Воспламенение | страница 57



— Не знаю, действительно ли это восстание. Скорее волнение. Люди на улицах… — говорю я.

Гейл хватает меня за плечи.

— Что ты видела?

— Ничего. Лично. Я только слышала кое-что. — Как всегда этого слишком мало, слишком поздно. Я сдаюсь и рассказываю ему: — Я видела кое-что по телевизору мэра. Я не должна была. Толпа, пожары и Миротворцы, отстреливающие людей. Но они сопротивлялись… — Я прикусываю губу и изо всех сил стараюсь описать картину дальше. Но вместо этого я громко произношу слова, которые съедали меня изнутри: — И это моя ошибка, Гейл. Это из-за того, что я сделала на арене. Если бы я только убила себя этими ягодами, ничего этого не случилось бы. Пит, вероятно, вернулся бы домой и спокойно жил, и все остальные тоже были бы в безопасности.

— В безопасности для чего? — говорит он более мягким тоном. — Чтобы голодать? Работать как рабы? Посылать своих детей на Жатву? Ты не причинила людям вред, ты дала им возможность. Им просто нужно быть достаточно храбрыми, чтобы воспользоваться ей. В шахтах уже говорят об этом. Люди, которые хотят бороться. Разве ты не видишь? Это происходит! Это наконец происходит! Если есть восстание в Дистрикте-8, почему не здесь? Почему не всюду? Может быть, мы…

— Прекрати это! Ты не знаешь, о чем говоришь! Миротворцы за пределами Двенадцатого, они не похожи на Дариуса или даже Крэя. Жизнь людей из дистрикта для них — ничто, — говорю я.

— Именно поэтому мы и должны присоединиться к борьбе, — отвечает он резко.

— Нет, мы должны уйти отсюда, прежде чем они убьют нас, так же, как и многих других. — Я снова кричу. Не могу понять, почему он делает это. Почему он не понимает, насколько все очевидно. Р


Гейл грубо отталкивает меня от себя.

— Вот и уходи тогда. А я ни за что не уйду.

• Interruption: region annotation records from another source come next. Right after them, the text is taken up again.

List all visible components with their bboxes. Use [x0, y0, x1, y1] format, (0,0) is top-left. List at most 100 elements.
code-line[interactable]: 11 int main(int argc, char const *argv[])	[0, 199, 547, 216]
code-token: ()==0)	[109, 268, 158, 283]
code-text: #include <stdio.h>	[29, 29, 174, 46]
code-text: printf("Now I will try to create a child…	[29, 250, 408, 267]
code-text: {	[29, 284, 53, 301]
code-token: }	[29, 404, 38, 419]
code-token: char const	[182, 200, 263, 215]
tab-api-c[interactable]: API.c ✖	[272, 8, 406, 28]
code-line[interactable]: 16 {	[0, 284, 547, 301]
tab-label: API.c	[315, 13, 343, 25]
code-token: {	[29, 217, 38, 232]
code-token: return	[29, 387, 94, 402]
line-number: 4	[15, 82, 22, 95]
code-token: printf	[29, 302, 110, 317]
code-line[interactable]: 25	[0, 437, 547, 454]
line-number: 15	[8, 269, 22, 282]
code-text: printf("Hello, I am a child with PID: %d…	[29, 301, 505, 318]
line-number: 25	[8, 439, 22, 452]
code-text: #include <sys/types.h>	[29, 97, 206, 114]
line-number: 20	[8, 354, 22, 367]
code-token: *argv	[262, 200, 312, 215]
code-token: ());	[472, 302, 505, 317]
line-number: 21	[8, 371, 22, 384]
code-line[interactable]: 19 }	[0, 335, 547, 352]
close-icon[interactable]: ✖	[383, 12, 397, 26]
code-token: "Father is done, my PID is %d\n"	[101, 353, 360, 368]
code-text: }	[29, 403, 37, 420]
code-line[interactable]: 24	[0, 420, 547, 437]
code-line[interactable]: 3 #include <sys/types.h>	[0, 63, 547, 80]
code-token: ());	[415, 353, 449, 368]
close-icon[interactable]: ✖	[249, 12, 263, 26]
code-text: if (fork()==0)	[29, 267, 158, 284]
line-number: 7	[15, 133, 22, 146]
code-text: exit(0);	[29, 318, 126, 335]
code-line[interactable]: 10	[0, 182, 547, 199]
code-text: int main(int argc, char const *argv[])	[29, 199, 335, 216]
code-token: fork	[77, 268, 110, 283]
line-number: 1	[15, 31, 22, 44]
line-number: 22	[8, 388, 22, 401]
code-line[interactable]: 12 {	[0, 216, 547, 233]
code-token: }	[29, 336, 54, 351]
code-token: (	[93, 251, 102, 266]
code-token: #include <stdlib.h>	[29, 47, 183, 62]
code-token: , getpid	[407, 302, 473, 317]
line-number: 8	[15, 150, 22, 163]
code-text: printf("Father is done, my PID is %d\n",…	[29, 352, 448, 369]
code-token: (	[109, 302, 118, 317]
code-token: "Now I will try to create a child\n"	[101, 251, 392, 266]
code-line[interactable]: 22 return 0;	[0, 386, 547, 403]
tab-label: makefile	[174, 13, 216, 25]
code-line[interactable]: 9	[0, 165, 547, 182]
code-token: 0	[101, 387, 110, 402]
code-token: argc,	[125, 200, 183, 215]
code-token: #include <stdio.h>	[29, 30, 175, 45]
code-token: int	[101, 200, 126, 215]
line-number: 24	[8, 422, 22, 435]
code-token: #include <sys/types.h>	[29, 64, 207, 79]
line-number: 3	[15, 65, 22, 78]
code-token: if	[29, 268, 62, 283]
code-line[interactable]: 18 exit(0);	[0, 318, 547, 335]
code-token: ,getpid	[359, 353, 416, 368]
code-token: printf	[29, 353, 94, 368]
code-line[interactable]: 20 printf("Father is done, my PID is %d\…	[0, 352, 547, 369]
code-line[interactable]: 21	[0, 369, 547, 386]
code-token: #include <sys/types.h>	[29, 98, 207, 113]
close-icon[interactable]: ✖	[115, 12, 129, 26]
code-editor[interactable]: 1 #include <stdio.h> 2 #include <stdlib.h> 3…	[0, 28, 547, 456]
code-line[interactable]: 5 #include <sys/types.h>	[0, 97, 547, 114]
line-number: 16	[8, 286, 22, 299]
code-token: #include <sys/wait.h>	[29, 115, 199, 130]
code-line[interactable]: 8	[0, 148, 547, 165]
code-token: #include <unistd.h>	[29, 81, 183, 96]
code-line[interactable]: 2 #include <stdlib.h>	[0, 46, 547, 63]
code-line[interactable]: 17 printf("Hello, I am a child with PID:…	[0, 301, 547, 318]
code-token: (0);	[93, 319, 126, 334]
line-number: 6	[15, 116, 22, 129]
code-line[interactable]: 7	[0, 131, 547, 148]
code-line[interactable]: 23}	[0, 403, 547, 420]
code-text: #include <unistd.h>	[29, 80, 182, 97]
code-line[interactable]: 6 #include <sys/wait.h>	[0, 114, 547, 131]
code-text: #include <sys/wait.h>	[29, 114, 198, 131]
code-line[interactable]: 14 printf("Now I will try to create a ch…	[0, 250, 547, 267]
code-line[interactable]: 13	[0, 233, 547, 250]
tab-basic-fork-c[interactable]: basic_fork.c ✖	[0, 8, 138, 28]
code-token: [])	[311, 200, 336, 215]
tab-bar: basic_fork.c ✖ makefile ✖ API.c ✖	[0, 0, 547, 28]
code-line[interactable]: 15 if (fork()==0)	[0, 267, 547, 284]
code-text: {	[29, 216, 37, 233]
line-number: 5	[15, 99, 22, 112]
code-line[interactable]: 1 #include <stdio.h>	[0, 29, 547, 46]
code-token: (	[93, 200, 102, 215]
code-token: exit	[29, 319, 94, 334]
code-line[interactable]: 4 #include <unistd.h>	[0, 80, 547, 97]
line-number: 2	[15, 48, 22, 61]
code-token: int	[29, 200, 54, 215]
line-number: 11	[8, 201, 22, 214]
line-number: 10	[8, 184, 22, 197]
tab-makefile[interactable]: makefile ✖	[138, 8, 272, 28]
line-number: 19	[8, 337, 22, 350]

— До этого ты был рад нашему плану. Я не вижу, как восстание в Восьмом может что-то изменить, но оно делает наш уход еще важнее. Ты просто бесишься из-за… — Я не могу бросить имя Пита ему в лицо. — А что насчет твоей семьи?

— А что насчет других семей, Китнисс? Тех, кто не может убежать. Разве ты не понимаешь? Речь идет не только о нашем спасении. Ни тогда, когда началось восстание. — Гейл качает головой, даже не скрывая свое отвращение ко мне. — Ты могла бы сделать так много. — Он бросает перчатки Цинны к моим ногам. — Я передумал, я не хочу ничего, что они сделали в Капитолии.

И он уходит.

Я смотрю вниз на перчатки. Ничего, что они сделали в Капитолии? Он имел в виду меня? Он считает, что я теперь просто еще один продукт Капитолия и поэтому нечто недоступное? Несправедливость всего этого наполняет меня гневом. Но он перемешивается со страхом, какую сумасшедшую вещь он сделает теперь?